She's Miserable but Stuck

Q: I have been with this man for six years now and it's been nothing but ups and downs. He makes me feel so bad about myself. When we get into arguments, the things he says to me I can't forget. After all this time it's just getting harder for me to be happy with him. I need to escape this relationship but it's so hard because I do really love him and am having a hard time thinking about him not being in my life. I have been feeling really depressed for about a year now and I need some advice on how to escape and be okay without him. -- Kat, 27

Dr.
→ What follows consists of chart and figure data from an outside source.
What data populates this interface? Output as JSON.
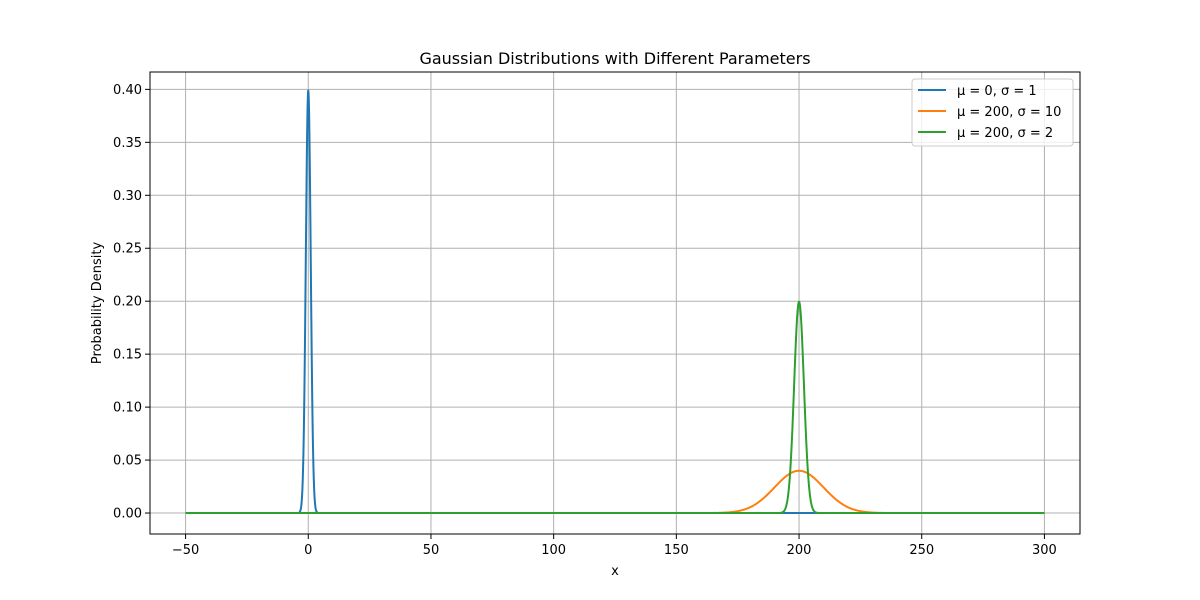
{
  "chart_data": {
    "type": "line",
    "title": "Gaussian Distributions with Different Parameters",
    "xlabel": "x",
    "ylabel": "Probability Density",
    "xlim": [
      -64.5,
      314.5
    ],
    "ylim": [
      -0.0198,
      0.4164
    ],
    "xticks": [
      -50,
      0,
      50,
      100,
      150,
      200,
      250,
      300
    ],
    "xtick_labels": [
      "−50",
      "0",
      "50",
      "100",
      "150",
      "200",
      "250",
      "300"
    ],
    "yticks": [
      0.0,
      0.05,
      0.1,
      0.15,
      0.2,
      0.25,
      0.3,
      0.35,
      0.4
    ],
    "ytick_labels": [
      "0.00",
      "0.05",
      "0.10",
      "0.15",
      "0.20",
      "0.25",
      "0.30",
      "0.35",
      "0.40"
    ],
    "grid": true,
    "legend_position": "top-right",
    "x_range": [
      -50,
      300
    ],
    "series": [
      {
        "name": "μ = 0, σ = 1",
        "mu": 0,
        "sigma": 1,
        "color": "#1f77b4"
      },
      {
        "name": "μ = 200, σ = 10",
        "mu": 200,
        "sigma": 10,
        "color": "#ff7f0e"
      },
      {
        "name": "μ = 200, σ = 2",
        "mu": 200,
        "sigma": 2,
        "color": "#2ca02c"
      }
    ]
  }
}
Susan: I don't think you do love him, Kat. You're addicted to the dysfunctional system the two of you have been living in. Sure he's nice to you every now and then. Combine those occasional "ups" with the terrible way he makes you feel during the "downs," and he just about guarantees you'll never leave him. Any self-esteem and confidence you might have had six years ago has long since dissolved in the heat of his emotional abuse. He probably won't change. So what you need to do is get some support, either by talking to a counselor or a trusted friend, and figure out your next steps. Seeing a doctor would be a good idea for that year-long depression. Perhaps the right medication will at least get you moving and help you begin to see things more clearly. You know you need to get out, and just because you can't picture your life differently from what it is now, doesn't mean you can't make a go of it. It's always a challenge to picture ourselves without the people we're used to, even when they're destroying us emotionally. It will all look and feel different when you're away from him.